I read the News and the Post every day, cover to cover. I watched talk shows on Sunday mornings - and took notes. Oh, yes I did. Aged 7. I knew about Vietnam.

"It's supposed to be a war," I said. "But it's not a war."

"Nobody attacked us, right," Kenny said.

"Yeah," I said. "It's a little country with and jungles and swamps. Steaming hot. People wear pajamas and flip-flops. There's Communists and not-Communists. But nobody has anything.

"It's a million miles from here. We have soldiers over there. They don't even know who we are. But we're killing them, so they're killing us back. They have, like, bayonets. We have bombers, bombing everything. It's insane. It's a sin, even, I think."

That slowed the talk a bit. Kenny was Catholic, too. Sin is serious.

"Why are we doing it?"

"To show who's boss." I paused. "Even to ourselves. They're making kids go. Go over and kill people, and get killed, maybe, because we said so. If you don't, you go to jail.

"But if you go to college, you don't have to go. That's for rich people. Although I'll go to college, some way."

"Me, too," Kenny said, bouncing a ball on the ground. "I mean, I want to go anyway."

"Or if you're married? Then you don't go."

"Shit, I'll do both," he said. We both laughed. We generally didn't swear. This was for comic effect, as I think we were starting to scare ourselves. "I know two girls to get married to. Three."

"That's good odds," I said. We were back to joking, I thought; but Kenny said,

"You talk to your father about this?"

"No," I said. "My mother."

"What's she say?"

"We talked all about it. I told her I ain't going to no Vietnam. She said she don't intend to let us. Me and my two brothers."

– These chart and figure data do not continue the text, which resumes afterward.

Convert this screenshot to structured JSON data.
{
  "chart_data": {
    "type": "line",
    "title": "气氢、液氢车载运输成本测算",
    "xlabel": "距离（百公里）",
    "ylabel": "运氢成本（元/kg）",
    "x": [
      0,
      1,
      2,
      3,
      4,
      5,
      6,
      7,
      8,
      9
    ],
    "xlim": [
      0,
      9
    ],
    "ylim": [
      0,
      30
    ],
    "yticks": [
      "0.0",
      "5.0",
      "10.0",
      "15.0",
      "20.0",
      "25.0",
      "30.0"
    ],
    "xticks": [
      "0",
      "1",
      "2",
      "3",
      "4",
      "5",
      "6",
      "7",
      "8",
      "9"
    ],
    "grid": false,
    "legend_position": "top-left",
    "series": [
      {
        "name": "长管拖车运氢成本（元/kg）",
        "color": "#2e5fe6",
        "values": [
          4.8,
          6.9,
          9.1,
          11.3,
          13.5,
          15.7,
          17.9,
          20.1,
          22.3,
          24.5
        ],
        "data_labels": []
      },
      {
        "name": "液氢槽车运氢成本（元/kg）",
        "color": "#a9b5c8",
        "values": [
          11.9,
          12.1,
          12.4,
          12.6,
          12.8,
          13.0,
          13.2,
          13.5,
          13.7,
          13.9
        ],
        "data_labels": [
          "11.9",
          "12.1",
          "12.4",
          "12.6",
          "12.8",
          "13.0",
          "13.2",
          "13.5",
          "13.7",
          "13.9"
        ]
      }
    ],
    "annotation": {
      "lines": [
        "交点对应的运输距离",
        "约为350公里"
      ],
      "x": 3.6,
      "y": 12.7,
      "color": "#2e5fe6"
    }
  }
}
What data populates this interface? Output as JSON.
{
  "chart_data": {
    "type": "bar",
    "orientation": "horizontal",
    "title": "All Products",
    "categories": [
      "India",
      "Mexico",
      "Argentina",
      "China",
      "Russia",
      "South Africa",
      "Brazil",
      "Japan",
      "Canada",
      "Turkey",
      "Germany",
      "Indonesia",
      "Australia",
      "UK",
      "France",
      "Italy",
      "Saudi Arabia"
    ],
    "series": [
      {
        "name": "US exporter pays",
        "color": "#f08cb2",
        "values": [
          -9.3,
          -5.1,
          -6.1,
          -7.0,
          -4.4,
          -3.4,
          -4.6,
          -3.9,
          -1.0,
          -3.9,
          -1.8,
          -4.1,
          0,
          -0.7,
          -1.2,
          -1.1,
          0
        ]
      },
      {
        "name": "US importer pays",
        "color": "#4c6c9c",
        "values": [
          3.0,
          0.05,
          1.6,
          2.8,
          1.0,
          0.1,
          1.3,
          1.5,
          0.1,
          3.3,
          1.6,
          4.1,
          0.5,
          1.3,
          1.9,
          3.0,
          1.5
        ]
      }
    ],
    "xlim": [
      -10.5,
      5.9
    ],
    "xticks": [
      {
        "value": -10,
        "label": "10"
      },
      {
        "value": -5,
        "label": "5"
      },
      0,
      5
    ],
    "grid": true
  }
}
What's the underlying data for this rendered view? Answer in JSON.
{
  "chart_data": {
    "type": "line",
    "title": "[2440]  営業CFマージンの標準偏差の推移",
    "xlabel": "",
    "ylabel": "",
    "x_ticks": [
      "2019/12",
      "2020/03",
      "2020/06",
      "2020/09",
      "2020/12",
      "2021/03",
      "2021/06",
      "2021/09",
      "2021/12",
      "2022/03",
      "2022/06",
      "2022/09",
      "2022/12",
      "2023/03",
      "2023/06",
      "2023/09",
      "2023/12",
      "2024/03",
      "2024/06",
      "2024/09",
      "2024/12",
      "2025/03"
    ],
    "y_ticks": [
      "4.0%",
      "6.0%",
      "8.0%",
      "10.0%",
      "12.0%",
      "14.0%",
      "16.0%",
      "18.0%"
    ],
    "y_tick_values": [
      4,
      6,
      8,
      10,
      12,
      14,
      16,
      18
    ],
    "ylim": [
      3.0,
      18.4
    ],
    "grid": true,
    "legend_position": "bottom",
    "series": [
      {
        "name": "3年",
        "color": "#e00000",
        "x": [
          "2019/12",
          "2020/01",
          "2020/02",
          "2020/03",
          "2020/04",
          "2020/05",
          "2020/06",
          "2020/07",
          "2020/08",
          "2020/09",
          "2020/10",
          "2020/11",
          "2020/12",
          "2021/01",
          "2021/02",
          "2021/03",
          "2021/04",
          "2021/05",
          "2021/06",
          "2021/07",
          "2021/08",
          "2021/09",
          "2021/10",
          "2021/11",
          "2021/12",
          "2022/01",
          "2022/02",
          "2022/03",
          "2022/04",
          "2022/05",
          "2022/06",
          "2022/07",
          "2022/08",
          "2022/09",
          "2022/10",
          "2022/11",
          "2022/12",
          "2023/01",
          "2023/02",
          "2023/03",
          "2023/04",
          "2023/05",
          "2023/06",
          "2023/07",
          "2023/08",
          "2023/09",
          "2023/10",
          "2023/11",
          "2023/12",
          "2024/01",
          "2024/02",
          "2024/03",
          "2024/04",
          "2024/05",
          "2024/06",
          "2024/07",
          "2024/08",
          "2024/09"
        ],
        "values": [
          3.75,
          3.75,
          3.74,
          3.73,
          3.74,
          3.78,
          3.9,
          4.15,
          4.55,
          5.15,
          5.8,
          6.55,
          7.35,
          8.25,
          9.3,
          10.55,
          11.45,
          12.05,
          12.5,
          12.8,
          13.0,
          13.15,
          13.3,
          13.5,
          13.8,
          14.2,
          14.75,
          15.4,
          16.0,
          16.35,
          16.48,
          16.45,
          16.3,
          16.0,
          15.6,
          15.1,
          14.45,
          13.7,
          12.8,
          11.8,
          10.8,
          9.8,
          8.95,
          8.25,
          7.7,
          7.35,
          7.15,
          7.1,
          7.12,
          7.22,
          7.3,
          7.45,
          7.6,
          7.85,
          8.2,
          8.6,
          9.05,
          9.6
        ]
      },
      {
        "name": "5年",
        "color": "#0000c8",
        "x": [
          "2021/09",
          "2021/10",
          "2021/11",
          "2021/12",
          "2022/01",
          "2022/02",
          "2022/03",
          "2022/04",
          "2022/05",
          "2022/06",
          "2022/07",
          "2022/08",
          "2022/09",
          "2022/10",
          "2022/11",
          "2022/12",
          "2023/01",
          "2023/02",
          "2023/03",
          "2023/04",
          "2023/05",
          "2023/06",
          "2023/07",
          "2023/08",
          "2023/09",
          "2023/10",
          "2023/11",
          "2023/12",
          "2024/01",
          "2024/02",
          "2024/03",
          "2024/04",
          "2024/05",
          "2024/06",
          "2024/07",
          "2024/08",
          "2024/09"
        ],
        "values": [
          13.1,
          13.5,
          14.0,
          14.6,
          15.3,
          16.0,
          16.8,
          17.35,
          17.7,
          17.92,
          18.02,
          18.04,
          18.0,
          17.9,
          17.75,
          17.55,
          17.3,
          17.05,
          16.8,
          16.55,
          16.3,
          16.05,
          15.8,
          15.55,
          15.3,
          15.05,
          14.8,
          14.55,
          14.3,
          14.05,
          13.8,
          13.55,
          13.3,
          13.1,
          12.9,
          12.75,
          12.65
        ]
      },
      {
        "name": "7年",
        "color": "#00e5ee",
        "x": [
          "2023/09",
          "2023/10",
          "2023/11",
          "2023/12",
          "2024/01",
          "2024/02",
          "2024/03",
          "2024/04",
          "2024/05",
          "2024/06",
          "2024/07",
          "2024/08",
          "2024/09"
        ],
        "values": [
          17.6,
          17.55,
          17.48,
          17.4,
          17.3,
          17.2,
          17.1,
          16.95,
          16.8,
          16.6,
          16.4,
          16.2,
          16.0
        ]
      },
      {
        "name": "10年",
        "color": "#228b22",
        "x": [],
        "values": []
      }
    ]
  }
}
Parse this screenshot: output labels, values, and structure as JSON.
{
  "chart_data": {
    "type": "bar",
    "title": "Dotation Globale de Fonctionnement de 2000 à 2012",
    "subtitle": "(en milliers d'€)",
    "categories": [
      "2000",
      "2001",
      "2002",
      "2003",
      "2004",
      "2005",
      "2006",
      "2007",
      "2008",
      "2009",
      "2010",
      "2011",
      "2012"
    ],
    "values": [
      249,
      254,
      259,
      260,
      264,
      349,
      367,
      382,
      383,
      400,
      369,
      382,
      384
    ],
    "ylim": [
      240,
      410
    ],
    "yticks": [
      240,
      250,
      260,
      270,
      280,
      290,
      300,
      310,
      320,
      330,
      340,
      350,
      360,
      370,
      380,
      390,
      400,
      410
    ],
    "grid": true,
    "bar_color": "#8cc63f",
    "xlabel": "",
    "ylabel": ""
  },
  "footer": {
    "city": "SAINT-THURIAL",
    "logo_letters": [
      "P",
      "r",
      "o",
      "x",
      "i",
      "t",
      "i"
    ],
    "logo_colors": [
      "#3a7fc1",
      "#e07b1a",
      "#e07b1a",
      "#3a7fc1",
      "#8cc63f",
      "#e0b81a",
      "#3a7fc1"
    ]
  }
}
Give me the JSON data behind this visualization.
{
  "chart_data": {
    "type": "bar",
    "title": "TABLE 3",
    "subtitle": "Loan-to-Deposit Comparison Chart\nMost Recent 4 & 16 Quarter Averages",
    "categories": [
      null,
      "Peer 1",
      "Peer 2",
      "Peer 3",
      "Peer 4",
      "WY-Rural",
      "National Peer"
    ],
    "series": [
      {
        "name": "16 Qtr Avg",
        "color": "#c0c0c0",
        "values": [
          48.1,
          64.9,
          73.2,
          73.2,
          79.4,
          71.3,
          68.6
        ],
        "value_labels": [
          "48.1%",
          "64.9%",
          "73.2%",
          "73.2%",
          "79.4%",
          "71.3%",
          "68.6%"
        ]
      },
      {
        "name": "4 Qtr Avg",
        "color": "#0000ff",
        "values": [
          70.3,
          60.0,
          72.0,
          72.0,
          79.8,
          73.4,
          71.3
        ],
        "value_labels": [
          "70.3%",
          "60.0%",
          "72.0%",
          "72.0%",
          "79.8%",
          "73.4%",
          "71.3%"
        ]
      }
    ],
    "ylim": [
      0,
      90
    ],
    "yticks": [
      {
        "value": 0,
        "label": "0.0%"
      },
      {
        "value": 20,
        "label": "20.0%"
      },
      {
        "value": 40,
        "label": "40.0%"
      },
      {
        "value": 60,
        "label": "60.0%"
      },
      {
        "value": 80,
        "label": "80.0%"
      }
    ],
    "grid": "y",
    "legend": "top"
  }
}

"It's good to have your mom on your side," he said.

I nodded. "Best," I said.

Saturday, November 5, 2011

Team Depth And New Vernacular

Not to discount our coaches, but it is pretty easy putting together a Little League baseball team.

You make the most athletic kid the pitcher. He is your workhorse, in the parlance. He will have to throw and move the most.

The catcher is basically a target. So is the first baseman; so you put big kids there.

The outfielders don't do much, at least in Little League. Not many kids hit soaring rockets out there. Basically, it is helpful if outfielders do not sit down while playing, do not wear their gloves on their heads, and have the presence of mind and the ability to throw balls hit to them back to the infield.

The infielders - second and third base, and shortstop - must be nimble. Most balls will be hit to the shortstop, who is also part of most double plays and relay throws, so he must have a brain, to anticipate moves.

Second base will see less action, as will third; but the third-baseman plays closest to the batter, and will get hard-hit shots, so needs quick reflexes.

Coach noticed, although how could you not, that my reflexes were cat-like, practically supernatural, and I was installed at third base.

I would have been disappointed at not being shortstop - the star position - had the post not gone to Kenny Davis.

He was better, and we had rapport, so I was happy to play next to him.

The level of skill at this level of play was not high, so you mostly just had to pay attention to play well. Kenny and I were set, with laser-like intensity. But we also liked to laugh, and did. We started to emerge as team leaders, in tandem, and became friends.

We talked a lot. I remember him asking me once about errant throws. I made very few. He asked if I had a secret or something.

In fact, I did.

"I don't want to make an error."

"Yeah?," he said, wide-eyed and wagging his head: sarcastic.

I laughed. "Yeah," I said. "But I don't want the other kid to make an error, either. So I think about that when I throw. Make it so he can get it. Help him make a good play. Help the pitcher, too, with the out. If I was doing it just for me, I might mess up. But it's harder to mess up if you're doing it for other people too."

He looked out at the field, then at me.

"You really think like that?"

"Sure," I said.

"That's deep," he said.

I shrugged, one-shoulder. We stopped talking a while. Kenny was looking at the field again. I was thinking about what he said; new vernacular to me.